How many terrorists share a surname with a 19th-century American plutocrat famed for starting one of the country’s first investment banks and founding a technical university in the City of Brotherly Love?  How many terrorists hail from the Bluegrass State?  And finally, how many terrorists have yet to reach their seventh birthday?  If you answered none, none, and none again, then you will likely never be hired as a security screener at a domestic airport.  Your unwitting biases, blinding you to the obvious dangers posed by six-year-old fliers like Anna Drexel of Bowling Green, Kentucky, could imperil the nation’s air-transportation network.

In early April the suspicious Miss Drexel attempted to pass through security at the New Orleans airport.  Dressed in shady-looking jeans and a white sweatshirt embroidered with a figure of a ferocious kitty cat, Miss Drexel mimicked a sleepy child ready for naptime as she slid across the airport floor in her socks.  Security officials pulled her aside for an “enhanced pat-down” after she walked through the metal detector.  Her father filmed the subsequent frisking and posted it on the internet.  Within days, much of America had seen the video.  Not surprisingly, much of America then became enraged at the rough handling by government officials of a little girl while her mother looked on helplessly.

But the security system seems to have worked properly that day in New Orleans.  Miss Drexel’s flight went off without a hitch as the additional screening either foiled her devious plans or . . . she was a just a typical innocent six-year-old boarding a plane.  But what if Miss Drexel had been carrying explosives onto her flight under the kitty-cat sweatshirt?  And how do we know that this was not a practice run for a future terror attack by Miss Drexel?  We can never be 100-percent certain that Miss Drexel is not now, nor has she ever been (much less will she ever be), a terrorist.  Therefore, the little Kentuckian should brace herself for a lifetime of “enhanced pat-downs” whenever she flies.  Her video will most likely upset those who maintain the “Do Not Fly” list.  As for the rest of us, we are all that much safer each time she is selected for additional security procedures.

Or are we?  According to the TSA website, “Children 12 years old and under who require extra screening will receive a modified pat down.”  The chairman of the Subcommittee on National Security, Homeland Defense, and Foreign Operations, Rep.
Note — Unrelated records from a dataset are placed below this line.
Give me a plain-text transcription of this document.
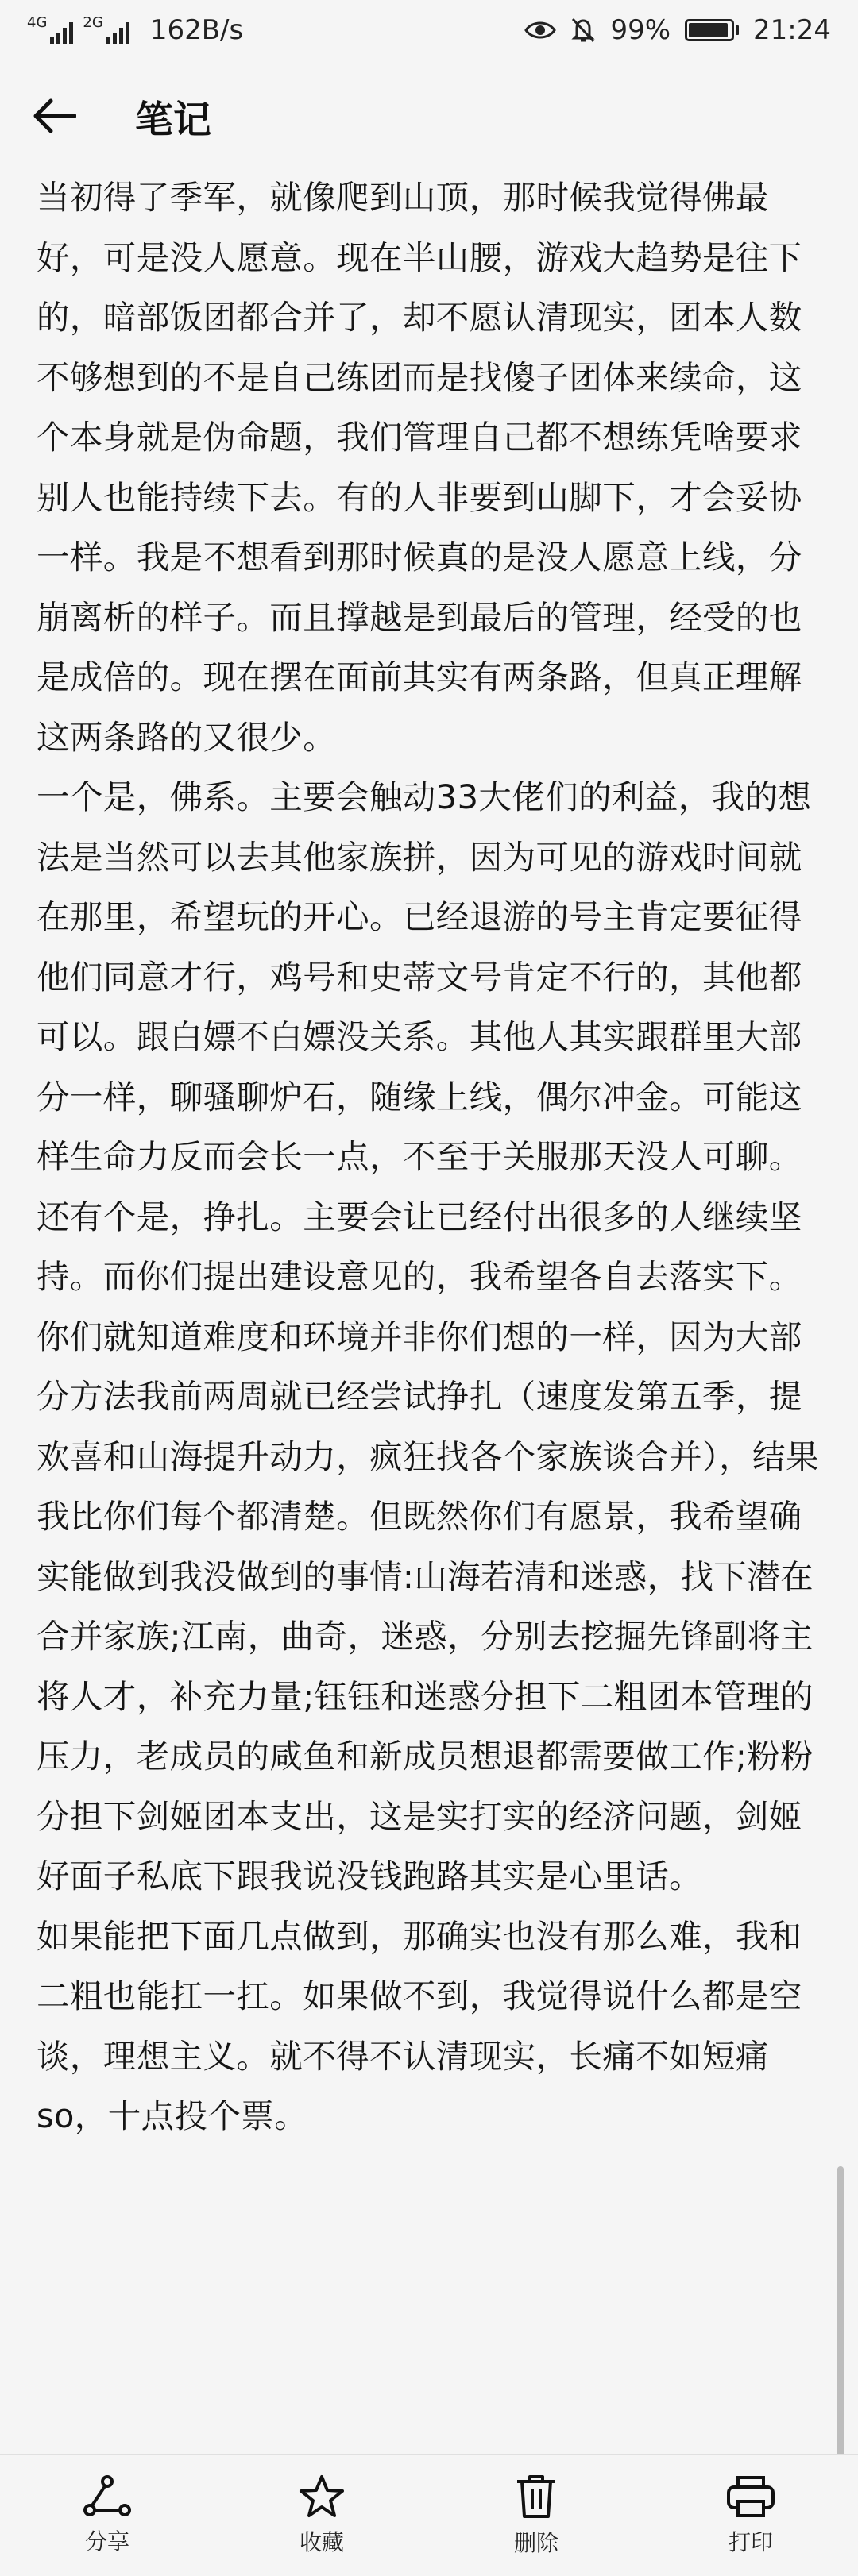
4G	2G 162B/s	99%	21:24
笔记

当初得了季军，就像爬到山顶，那时候我觉得佛最好，可是没人愿意。现在半山腰，游戏大趋势是往下的，暗部饭团都合并了，却不愿认清现实，团本人数不够想到的不是自己练团而是找傻子团体来续命，这个本身就是伪命题，我们管理自己都不想练凭啥要求别人也能持续下去。有的人非要到山脚下，才会妥协一样。我是不想看到那时候真的是没人愿意上线，分崩离析的样子。而且撑越是到最后的管理，经受的也是成倍的。现在摆在面前其实有两条路，但真正理解这两条路的又很少。

一个是，佛系。主要会触动33大佬们的利益，我的想法是当然可以去其他家族拼，因为可见的游戏时间就在那里，希望玩的开心。已经退游的号主肯定要征得他们同意才行，鸡号和史蒂文号肯定不行的，其他都可以。跟白嫖不白嫖没关系。其他人其实跟群里大部分一样，聊骚聊炉石，随缘上线，偶尔冲金。可能这样生命力反而会长一点，不至于关服那天没人可聊。

还有个是，挣扎。主要会让已经付出很多的人继续坚持。而你们提出建设意见的，我希望各自去落实下。你们就知道难度和环境并非你们想的一样，因为大部分方法我前两周就已经尝试挣扎（速度发第五季，提欢喜和山海提升动力，疯狂找各个家族谈合并），结果我比你们每个都清楚。但既然你们有愿景，我希望确实能做到我没做到的事情:山海若清和迷惑，找下潜在合并家族;江南，曲奇，迷惑，分别去挖掘先锋副将主将人才，补充力量;钰钰和迷惑分担下二粗团本管理的压力，老成员的咸鱼和新成员想退都需要做工作;粉粉分担下剑姬团本支出，这是实打实的经济问题，剑姬好面子私底下跟我说没钱跑路其实是心里话。

如果能把下面几点做到，那确实也没有那么难，我和二粗也能扛一扛。如果做不到，我觉得说什么都是空谈，理想主义。就不得不认清现实，长痛不如短痛

so，十点投个票。

分享	收藏	删除	打印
Jason Chaffetz (R-UT), wrote a letter on April 13 to TSA Administrator John Pistole to complain about Miss Drexel’s handling, which he characterized as “a shocking violation of TSA’s protocols for the screening of minors.”  Representative Chaffetz objected to the officer “placing her hands up and down the girl’s inseam near her genital area, over her chest, on her buttocks, in her hair, and inside her waistband.”  To bolster his argument, Chaffetz also cited an incident in which a disabled four-year-old boy, Ryan Thomas, was forced to “hobble through a metal detector with neither his leg braces, nor his father’s assistance,” yet another “clear violation of the policies listed on [the TSA’s] website.”  Before signing his screed Representative Chaffetz informed Pistole that these instances of TSA abuse “demonstrate that its policies and strategies have failed.”

Mr. Chaffetz forgets that the airport screening procedures now in place have worked flawlessly.  Congress determines the TSA’s operational protocol.  When the federal government outlaws profiling by age, race, sex, religion, or national origin, travelers like Miss Drexel become widgets in the government’s manufacture of airline security.  If TSA agents are forbidden to select passengers for additional screening based on statistical probabilities, then they are likewise forbidden from assuming the innocence of those who don’t match those same probabilities.  Despite Chaffetz’s demand that the TSA “cannot continue to operate under the belief that little girls and handicapped children pose such a serious threat that TSOs must abandon all manner of decency when interacting with them,” the TSA will continue to do just that.  Elderly Americans, uniformed U.S. military personnel, and American clergy, along with “little girls and handicapped children,” will all be considered just as likely to terrorize planes as male foreign nationals between the ages of 18 and 34 who paid for their one-way tickets with cash.

Getting mad at the TSA makes as much sense as getting mad at the IRS every April 15.  Congress says, TSA does.  Representative Chaffetz and his committee should spend their taxpayer-funded time designing a screening process that assumes the innocence of six-year-old American girls in kitty-cat sweatshirts and four-year-old American boys in leg braces, rather than firing off indignant letters to those who followed their earlier orders to the letter.